何時間が適正な睡眠時間なの?

子供はよく眠った方が頭よくなる?

睡眠不足は集中力や免疫力を低下させ、精神不安定になったり、重篤な病気に繋がる危険もあります。

では大人の最適な睡眠時間は何時間でしょうか?

アメリカの100万人以上を対象とした疫学調査でも、日本の10万人以上を対象とした疫学調査でも、心身の健康維持にもっともよい18歳以上の健康な大人の睡眠時間は7時間であることが判明しています。

死亡率を見ても7時間寝ている人が一番低く、もっとも寿命が長いことがわかっています。(長すぎても寿命が縮みます)

つまり大人は7時間寝ていれば間違いないのですが、「忙しくてそんなに寝ていられないよ」って方もいますよね?

睡眠研究の第一人者の白川修一郎医学博士は健康で長生きできるギリギリのラインに6時間睡眠を入れています。脳のほうはイマイチすっきりしないようですが。

NPO法人「アメリカ睡眠財団」(NSF)の6人の睡眠専門家と12人の医療専門家が年齢別に最適な睡眠時間を調査した結果、

  • 新生児(0~3カ月):14~17時間
  • 乳児(4~11カ月):12~15時間
  • よちよち歩き(1~2歳):11~14時間
  • 未就学児(3~5歳):10~13時間
  • 就学児(6~13歳):9~11時間
  • ティーンエージャー(14~17歳):8~10時間
  • ヤングアダルト(18~25歳):7~9時間
  • 成人(26歳~64歳):7~9時間
  • 高齢者(65歳以上):7~8時間

という結論を出しました。

やはり世界的にも日本人は睡眠時間が少ないと言われている通り、大人の睡眠時間6時間は少なめですね。

しかし6時間睡眠でも毎日活動的に動けて精神的にも記憶力にも睡眠時間による影響がない人もたくさんいます。

5時間睡眠でも、睡眠の質を上げれば短時間睡眠でも目覚めよく、午前中から一日中高いパフォーマンスを発揮できると主張している日本睡眠学会所属医師の坪田聡先生という方もいます。

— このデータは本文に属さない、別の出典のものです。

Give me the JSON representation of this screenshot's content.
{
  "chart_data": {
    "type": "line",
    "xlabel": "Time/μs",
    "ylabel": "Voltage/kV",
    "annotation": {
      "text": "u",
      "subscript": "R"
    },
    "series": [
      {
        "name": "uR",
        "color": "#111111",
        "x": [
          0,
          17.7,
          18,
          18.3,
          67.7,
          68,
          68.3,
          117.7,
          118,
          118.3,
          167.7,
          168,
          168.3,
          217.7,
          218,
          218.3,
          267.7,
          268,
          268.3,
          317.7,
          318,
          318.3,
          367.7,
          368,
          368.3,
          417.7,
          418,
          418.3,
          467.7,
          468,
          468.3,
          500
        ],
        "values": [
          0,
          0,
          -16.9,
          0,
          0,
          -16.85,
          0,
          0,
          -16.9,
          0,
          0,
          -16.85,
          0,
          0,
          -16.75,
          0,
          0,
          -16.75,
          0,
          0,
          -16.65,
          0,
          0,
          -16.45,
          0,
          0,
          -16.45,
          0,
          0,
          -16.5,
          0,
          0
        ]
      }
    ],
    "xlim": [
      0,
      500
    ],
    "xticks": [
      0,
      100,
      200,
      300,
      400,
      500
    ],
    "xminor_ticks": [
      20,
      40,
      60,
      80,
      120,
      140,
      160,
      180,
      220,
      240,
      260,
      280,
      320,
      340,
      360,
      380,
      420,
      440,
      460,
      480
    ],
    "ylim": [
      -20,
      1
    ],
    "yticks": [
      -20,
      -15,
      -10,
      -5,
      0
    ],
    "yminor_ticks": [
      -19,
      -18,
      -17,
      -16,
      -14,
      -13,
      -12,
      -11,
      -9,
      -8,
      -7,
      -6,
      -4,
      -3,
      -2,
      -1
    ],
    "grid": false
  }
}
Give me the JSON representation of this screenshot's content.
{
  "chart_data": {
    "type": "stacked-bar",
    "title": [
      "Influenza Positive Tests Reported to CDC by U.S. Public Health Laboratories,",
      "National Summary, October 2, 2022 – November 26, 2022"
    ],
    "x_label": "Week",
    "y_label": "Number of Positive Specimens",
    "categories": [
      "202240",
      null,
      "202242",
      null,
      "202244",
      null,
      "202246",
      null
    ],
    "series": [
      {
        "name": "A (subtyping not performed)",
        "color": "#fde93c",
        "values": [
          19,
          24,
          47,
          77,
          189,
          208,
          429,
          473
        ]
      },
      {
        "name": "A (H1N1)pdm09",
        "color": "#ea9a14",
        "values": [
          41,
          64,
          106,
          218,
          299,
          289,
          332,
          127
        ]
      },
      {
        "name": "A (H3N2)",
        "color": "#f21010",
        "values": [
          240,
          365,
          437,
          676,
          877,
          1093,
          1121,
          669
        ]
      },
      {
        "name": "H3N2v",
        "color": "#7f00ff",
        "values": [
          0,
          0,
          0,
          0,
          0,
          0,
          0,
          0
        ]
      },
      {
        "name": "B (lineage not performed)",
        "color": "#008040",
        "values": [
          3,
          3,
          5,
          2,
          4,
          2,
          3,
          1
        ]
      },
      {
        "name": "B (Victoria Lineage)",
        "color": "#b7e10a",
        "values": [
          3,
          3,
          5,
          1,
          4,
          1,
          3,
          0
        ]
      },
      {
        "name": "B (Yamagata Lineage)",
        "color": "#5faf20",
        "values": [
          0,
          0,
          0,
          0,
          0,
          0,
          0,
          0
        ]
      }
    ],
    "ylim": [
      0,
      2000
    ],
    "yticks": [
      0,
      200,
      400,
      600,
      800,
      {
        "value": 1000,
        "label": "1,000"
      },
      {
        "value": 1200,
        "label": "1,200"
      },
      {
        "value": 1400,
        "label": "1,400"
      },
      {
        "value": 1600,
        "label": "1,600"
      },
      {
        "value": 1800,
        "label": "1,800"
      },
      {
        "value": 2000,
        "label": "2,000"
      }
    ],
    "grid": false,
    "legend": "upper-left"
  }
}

要は深く質のいい睡眠で、自分に合った時間ならよいのではないでしょうか。

でも朝起きた時に疲れが取れていない、眠気が覚めないという時は睡眠が足りていない証拠です。

その場合は睡眠の質と共に睡眠時間の見直しが必要でしょう。

子供の場合は睡眠時間をより長く取っている子供は短い子供に比べて、海馬の体積が大きくなり、記憶力が良くなることがわかっています。

東北大学の瀧靖之教授が同大学加齢医学研究所で行った「健康小児における海馬体積と睡眠時間の相関」という研究でそれが明らかになりました。

海馬とは、脳の両側にある側頭葉の内側にある領域で、記憶を司ると言われています。

哺乳類の場合、誕生した後に神経細胞の数が増えることはないと言われていますが、海馬という領域だけは特別で、生後も神経細胞が増えることがわかっています。

この研究では睡眠時間が9~10時間ぐらいの子供の方が5~6時間ぐらいの子供より海馬が1割程度多きかったそうです。

ですが睡眠の質がやはり重要です。

あまり長く寝すぎてもかえって睡眠の質が悪くなりますので、子供を無理やり長時間寝せるのはやめましょう。

ちなみに脳の発達は10歳前後がピークなので、携帯やゲームで夜更かしさせず、12歳までは受験であっても9時間は寝させた方がいいと瀧教授は言っています。

「東北大学の医学部に入ってくる学生たちはそれなりに優秀ですが、聞いてみるとみんなよく眠っています(笑)。僕自身、大学に入るまでは夜の10時前に布団に入って朝の6時半に起きる生活でした。」ということなので、総括すると・・・。

総括

子供の成績を上げたいならゲーム、携帯は制限して9時間睡眠はキープしつつ、効率的に勉強させましょうってことですね!